Powoli i z zachowaniem niezbędnych zasad dotyczących bezpieczeństwa w związku z COVID-19 zaczynają otwierać się miejskie targowiska, tzw. farmers markets.
"Odbywa się to wolniej niż byśmy chcieli i inaczej niż zwykle, ale wszyscy musimy się dostosować" - powiedziała dyrektor programu miejskich targowisk, Alisa Baum. "Rozwijamy się powoli, ale idziemy w dobrym kierunku".

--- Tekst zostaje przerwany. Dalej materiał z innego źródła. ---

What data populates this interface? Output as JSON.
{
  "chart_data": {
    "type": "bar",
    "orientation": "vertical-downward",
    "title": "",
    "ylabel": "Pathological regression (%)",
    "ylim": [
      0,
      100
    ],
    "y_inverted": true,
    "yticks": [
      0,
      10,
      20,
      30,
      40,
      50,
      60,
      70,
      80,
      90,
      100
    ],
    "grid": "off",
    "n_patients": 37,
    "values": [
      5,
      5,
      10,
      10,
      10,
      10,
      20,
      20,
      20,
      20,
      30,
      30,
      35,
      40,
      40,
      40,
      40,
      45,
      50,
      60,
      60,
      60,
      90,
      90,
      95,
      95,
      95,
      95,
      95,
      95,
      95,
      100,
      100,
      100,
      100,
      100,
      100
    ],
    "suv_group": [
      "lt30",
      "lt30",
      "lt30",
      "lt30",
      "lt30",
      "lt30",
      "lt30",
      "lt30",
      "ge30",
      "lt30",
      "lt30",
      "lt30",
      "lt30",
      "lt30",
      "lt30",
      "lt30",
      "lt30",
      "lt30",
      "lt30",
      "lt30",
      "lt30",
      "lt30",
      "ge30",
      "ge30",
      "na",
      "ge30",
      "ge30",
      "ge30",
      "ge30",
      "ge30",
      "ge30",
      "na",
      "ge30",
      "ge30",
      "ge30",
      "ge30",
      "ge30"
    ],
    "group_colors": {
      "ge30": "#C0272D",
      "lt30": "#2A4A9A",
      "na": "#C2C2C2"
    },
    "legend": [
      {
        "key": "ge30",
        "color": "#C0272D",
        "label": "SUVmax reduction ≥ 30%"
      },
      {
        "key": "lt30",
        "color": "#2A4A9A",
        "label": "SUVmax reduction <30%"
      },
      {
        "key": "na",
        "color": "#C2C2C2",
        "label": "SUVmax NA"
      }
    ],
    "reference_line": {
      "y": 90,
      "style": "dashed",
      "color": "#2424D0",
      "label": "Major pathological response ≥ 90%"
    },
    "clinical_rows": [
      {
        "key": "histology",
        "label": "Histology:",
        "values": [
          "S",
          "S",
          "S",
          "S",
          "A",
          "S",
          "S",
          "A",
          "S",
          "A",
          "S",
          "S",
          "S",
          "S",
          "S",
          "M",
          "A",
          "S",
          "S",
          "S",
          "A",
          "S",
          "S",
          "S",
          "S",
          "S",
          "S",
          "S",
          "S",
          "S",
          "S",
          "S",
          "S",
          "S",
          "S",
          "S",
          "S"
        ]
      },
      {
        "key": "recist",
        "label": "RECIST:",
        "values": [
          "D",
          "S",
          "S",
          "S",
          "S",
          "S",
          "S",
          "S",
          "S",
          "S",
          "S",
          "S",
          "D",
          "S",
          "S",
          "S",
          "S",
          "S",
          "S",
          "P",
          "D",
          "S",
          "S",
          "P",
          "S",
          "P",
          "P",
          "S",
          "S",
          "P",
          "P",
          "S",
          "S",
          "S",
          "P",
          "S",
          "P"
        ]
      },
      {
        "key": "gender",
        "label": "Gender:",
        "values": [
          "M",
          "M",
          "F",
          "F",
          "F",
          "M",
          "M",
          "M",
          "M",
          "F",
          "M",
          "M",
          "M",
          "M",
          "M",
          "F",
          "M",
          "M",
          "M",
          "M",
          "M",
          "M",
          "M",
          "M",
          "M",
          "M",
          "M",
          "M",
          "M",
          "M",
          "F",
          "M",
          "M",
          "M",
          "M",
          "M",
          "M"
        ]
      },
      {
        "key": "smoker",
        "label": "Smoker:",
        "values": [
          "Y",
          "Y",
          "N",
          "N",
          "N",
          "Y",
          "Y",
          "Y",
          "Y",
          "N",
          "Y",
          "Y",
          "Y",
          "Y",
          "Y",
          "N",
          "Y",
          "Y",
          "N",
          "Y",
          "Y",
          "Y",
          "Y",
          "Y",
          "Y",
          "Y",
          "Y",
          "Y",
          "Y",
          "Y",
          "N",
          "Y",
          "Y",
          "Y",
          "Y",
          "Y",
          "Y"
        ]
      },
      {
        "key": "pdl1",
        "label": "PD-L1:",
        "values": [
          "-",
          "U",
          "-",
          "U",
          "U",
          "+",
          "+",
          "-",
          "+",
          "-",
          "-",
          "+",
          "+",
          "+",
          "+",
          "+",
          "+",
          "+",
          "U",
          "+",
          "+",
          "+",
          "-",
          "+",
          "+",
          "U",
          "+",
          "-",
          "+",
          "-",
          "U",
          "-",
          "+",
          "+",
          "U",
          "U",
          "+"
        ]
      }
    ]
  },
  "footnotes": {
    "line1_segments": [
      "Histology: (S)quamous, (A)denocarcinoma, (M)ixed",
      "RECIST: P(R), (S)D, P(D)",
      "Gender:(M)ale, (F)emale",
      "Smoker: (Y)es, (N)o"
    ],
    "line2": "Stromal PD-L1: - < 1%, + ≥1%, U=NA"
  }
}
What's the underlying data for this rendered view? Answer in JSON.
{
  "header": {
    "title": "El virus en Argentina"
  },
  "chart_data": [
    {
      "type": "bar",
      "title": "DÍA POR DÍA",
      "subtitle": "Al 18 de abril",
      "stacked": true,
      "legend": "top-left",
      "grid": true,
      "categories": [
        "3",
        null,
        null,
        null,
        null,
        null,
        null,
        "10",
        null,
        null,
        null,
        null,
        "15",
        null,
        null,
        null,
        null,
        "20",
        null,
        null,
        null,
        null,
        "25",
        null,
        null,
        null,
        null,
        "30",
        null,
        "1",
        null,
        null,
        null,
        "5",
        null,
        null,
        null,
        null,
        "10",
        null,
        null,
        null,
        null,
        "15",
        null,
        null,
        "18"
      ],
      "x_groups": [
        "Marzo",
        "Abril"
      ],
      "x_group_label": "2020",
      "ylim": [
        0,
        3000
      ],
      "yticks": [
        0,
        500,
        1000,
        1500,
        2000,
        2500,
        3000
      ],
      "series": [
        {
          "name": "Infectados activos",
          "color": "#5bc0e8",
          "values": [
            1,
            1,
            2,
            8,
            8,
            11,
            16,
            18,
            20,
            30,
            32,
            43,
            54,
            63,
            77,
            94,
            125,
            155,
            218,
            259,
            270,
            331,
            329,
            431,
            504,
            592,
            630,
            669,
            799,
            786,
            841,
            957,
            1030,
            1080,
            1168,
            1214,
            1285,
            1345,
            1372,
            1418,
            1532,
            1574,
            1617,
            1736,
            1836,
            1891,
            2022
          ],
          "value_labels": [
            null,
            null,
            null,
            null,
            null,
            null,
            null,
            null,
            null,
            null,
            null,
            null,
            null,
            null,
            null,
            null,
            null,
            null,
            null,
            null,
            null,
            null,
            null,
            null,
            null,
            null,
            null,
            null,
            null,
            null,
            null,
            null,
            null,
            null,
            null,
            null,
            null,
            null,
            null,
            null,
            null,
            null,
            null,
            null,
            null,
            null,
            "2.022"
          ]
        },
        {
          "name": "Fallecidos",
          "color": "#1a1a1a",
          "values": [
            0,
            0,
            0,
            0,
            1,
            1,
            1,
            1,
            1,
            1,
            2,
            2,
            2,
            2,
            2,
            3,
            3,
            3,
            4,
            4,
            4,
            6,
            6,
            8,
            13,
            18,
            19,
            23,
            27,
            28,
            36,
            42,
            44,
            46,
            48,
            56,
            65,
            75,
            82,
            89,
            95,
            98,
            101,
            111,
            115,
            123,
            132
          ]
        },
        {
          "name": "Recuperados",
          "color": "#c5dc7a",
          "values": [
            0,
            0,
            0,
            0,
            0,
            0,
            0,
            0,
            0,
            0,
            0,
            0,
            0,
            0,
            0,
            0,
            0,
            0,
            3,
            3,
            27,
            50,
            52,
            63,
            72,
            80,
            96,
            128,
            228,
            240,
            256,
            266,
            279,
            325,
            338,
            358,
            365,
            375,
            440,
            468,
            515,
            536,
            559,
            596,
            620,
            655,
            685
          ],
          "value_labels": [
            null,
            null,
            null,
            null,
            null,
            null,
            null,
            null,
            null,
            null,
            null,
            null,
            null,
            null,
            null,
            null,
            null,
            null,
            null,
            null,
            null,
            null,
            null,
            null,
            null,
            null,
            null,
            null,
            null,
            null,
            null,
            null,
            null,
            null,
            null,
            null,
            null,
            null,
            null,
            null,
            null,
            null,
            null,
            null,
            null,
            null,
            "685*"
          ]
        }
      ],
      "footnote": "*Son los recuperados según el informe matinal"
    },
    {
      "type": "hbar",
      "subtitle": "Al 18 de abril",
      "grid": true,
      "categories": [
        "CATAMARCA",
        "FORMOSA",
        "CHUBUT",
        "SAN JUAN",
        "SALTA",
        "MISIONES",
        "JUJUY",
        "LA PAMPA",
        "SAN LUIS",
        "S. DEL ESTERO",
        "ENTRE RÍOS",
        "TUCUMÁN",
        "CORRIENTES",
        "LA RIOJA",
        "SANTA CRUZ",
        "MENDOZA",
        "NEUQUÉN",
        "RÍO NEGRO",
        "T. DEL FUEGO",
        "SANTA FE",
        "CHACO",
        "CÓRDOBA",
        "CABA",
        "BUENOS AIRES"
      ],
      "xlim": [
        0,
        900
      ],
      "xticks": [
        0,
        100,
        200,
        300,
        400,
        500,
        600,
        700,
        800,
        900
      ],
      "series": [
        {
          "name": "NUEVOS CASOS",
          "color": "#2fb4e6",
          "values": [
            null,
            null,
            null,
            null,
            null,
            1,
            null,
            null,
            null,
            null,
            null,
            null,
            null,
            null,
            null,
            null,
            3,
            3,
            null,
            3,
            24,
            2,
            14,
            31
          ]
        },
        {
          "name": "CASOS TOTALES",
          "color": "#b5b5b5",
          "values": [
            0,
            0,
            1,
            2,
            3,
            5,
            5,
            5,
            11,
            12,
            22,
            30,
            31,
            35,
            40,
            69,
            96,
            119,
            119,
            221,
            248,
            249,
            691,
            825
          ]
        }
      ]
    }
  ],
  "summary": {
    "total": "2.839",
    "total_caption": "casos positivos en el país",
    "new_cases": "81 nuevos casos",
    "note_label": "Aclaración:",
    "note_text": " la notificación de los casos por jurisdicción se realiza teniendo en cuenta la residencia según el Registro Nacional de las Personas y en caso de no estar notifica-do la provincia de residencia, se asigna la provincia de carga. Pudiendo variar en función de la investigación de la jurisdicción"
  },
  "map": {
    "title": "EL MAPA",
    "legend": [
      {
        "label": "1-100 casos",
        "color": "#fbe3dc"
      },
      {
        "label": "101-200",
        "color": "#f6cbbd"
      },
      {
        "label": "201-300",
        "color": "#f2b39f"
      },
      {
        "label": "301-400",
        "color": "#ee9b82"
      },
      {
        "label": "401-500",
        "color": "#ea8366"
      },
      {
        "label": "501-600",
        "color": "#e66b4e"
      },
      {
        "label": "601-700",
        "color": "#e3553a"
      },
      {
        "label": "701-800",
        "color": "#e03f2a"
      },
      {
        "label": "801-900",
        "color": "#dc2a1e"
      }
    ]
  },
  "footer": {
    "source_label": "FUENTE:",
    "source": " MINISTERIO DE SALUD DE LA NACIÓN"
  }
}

W tym tygodniu zostało otwartych kilka niezależnych targowisk w Andersonville i Back of the Yards. W sobotę zaczną się otwierać kolejne, obsługiwane przez miasto, szczególnie na obszarach uznanych przez Departament Rolnictwa USA jako tereny o niskich dochodach i niskim dostępie do zdrowej żywności.
Wszystkie farmers market akceptują karty LINK.
Nowe protokoły bezpieczeństwa, z którymi można zapoznać się na stronie chciagocitymarkets.us, wymagają, aby stanowiska sprzedawców były oddalone od siebie o 6 stóp, a klienci zachowywali tę samą odległość między sobą. Osłony na twarz będą wymagane od pracowników, sprzedawców i klientów. Dostępne będą urządzenia do dezynfekcji lub mycia rąk.
Klienci nie będą mogli dotykać produktów, jedynie wskazać na ten, który chcą kupić i zapłacić. Sprzedawcy i pracownicy będą nosić rękawiczki. Zachęca się do korzystania z płatności bezgotówkowej.